The child--in his excitement put down his paint-brush in the middle of Bengal as a safe spot. 'Not half wed enough! An' besides! there's mistakes an' mistakes, an' the yellow an' gween run over the line. I don't mind the yellow so much, 'cos we only allow them to be that colour; but it's dweadful with gween! An' then there's some orful fings. You see that spot'--he pointed triumphantly to an almost invisible speck of red like a midge bite--'I made that! It wasn't there. Mum said the map people fought it was too small to put in, but it's got to be, you see; so when I give the map to Budlu--Budlu's got a little grandson older nor me at school who learns maps, and mum said I might give him this one--I'll tell him it isn't quite the wight size. But it may be, some time, you know. Perhaps when I gwow up it will be.' The clear bright eyes grew dreamy, as Jerry, with conscientious care, skirted around the possessions of an extremely minor chieftain.

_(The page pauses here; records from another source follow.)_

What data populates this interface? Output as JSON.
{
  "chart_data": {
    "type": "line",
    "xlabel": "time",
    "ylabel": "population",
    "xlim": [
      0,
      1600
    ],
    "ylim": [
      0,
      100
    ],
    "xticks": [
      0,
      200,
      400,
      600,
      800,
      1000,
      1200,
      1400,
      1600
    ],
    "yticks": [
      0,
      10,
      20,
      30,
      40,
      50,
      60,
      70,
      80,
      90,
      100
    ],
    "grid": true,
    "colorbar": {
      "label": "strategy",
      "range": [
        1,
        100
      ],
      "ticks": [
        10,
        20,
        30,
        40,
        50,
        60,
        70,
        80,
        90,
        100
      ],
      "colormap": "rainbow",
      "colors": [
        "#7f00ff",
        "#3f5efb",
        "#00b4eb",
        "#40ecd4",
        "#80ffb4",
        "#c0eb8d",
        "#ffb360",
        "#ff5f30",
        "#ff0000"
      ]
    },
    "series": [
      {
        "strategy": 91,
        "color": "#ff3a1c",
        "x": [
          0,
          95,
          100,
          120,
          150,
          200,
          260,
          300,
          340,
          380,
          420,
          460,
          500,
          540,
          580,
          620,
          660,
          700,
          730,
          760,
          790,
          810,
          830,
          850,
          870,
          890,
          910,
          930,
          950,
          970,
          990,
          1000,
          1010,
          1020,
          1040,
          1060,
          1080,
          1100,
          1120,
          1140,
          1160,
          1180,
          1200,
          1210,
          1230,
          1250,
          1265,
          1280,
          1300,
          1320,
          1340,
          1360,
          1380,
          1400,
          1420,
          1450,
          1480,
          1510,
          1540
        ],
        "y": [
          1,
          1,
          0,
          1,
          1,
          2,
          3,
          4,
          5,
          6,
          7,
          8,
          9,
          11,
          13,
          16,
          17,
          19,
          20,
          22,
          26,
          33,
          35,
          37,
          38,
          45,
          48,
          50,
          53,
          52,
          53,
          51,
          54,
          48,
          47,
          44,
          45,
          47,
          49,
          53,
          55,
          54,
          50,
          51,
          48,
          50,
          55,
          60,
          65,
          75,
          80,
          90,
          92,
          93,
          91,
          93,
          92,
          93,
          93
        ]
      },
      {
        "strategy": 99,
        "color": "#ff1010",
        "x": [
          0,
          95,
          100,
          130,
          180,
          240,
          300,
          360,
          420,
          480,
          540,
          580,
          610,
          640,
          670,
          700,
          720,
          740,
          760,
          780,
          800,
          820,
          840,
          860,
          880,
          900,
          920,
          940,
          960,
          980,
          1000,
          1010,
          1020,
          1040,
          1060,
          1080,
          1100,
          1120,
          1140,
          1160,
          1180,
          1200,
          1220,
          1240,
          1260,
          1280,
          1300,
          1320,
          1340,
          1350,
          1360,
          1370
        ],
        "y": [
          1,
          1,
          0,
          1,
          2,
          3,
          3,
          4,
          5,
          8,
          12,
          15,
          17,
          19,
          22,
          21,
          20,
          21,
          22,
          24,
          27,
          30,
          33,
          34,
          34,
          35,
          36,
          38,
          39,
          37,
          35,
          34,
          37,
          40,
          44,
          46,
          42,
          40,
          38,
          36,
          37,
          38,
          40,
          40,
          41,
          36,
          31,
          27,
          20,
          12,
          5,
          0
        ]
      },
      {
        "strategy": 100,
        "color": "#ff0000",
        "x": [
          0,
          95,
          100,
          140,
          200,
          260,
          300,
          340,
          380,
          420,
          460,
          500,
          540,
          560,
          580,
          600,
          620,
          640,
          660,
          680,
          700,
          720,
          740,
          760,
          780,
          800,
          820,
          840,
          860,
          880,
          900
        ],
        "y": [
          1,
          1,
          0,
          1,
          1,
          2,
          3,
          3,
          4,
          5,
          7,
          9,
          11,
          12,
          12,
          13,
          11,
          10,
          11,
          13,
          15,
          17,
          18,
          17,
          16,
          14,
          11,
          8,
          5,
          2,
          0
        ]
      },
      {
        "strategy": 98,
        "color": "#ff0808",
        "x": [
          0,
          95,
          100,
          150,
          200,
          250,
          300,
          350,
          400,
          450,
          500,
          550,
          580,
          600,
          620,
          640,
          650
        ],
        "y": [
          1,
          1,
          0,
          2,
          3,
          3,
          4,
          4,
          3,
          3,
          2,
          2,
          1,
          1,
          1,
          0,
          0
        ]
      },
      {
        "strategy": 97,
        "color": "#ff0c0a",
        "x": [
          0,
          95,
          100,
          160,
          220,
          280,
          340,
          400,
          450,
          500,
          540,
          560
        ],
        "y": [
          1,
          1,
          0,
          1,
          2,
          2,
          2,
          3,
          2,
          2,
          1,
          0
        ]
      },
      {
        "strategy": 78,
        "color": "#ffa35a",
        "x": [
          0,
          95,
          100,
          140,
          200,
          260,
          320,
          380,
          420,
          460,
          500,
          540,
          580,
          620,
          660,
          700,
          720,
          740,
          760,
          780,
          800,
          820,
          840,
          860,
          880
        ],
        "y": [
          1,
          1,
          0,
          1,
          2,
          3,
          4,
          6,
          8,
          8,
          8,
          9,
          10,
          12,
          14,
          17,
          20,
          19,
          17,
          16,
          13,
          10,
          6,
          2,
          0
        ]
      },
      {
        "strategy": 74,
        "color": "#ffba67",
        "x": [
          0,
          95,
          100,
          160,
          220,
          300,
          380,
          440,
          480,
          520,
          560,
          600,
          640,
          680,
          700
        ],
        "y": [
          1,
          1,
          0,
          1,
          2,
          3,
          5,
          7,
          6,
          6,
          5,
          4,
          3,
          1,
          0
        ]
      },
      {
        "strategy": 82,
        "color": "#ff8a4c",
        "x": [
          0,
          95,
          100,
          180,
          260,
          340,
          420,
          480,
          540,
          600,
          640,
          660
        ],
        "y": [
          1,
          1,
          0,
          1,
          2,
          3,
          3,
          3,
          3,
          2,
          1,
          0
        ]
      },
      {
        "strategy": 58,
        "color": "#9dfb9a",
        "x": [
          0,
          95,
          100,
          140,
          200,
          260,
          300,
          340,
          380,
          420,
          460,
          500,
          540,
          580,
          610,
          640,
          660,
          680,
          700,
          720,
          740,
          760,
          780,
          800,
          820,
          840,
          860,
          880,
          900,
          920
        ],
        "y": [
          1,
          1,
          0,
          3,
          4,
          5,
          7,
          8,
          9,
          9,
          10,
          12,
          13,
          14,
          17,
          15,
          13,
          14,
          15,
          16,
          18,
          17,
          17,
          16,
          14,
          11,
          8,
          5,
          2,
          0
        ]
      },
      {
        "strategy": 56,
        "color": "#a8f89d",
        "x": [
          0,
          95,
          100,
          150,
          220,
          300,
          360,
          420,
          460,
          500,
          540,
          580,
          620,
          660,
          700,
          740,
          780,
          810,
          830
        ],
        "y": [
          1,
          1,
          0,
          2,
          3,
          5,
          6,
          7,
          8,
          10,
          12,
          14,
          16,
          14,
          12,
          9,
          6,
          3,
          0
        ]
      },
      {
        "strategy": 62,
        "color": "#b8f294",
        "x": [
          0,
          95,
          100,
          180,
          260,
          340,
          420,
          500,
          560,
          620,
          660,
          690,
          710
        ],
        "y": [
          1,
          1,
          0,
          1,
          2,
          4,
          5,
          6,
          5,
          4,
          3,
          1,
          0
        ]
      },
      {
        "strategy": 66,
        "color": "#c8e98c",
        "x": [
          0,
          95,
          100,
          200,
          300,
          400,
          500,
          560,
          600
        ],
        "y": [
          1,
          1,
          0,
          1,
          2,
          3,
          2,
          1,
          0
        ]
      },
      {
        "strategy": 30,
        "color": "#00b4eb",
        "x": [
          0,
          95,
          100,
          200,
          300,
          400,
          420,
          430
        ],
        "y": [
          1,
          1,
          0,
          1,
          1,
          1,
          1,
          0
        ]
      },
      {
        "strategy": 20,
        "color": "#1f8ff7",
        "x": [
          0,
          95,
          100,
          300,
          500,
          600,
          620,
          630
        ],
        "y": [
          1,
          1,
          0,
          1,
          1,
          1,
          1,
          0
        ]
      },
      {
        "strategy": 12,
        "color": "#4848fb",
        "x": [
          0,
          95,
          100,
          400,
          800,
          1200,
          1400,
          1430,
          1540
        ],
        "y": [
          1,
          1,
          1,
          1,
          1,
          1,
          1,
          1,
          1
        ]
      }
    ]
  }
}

'Perhaps!' echoed the man still more slowly. 'And I expect you'd like to make it bigger, wouldn't you?'

'Wather! I should think I just would! Like as mum says her gweat-gweat-gwandfather-people--an' yours too, she said, Mr. Waymond--did. Just like Clive, you know, an' all the people that people wemember.'

The man's face was very close to the child's now, as resting his elbows on the table, he watched the crimson brush.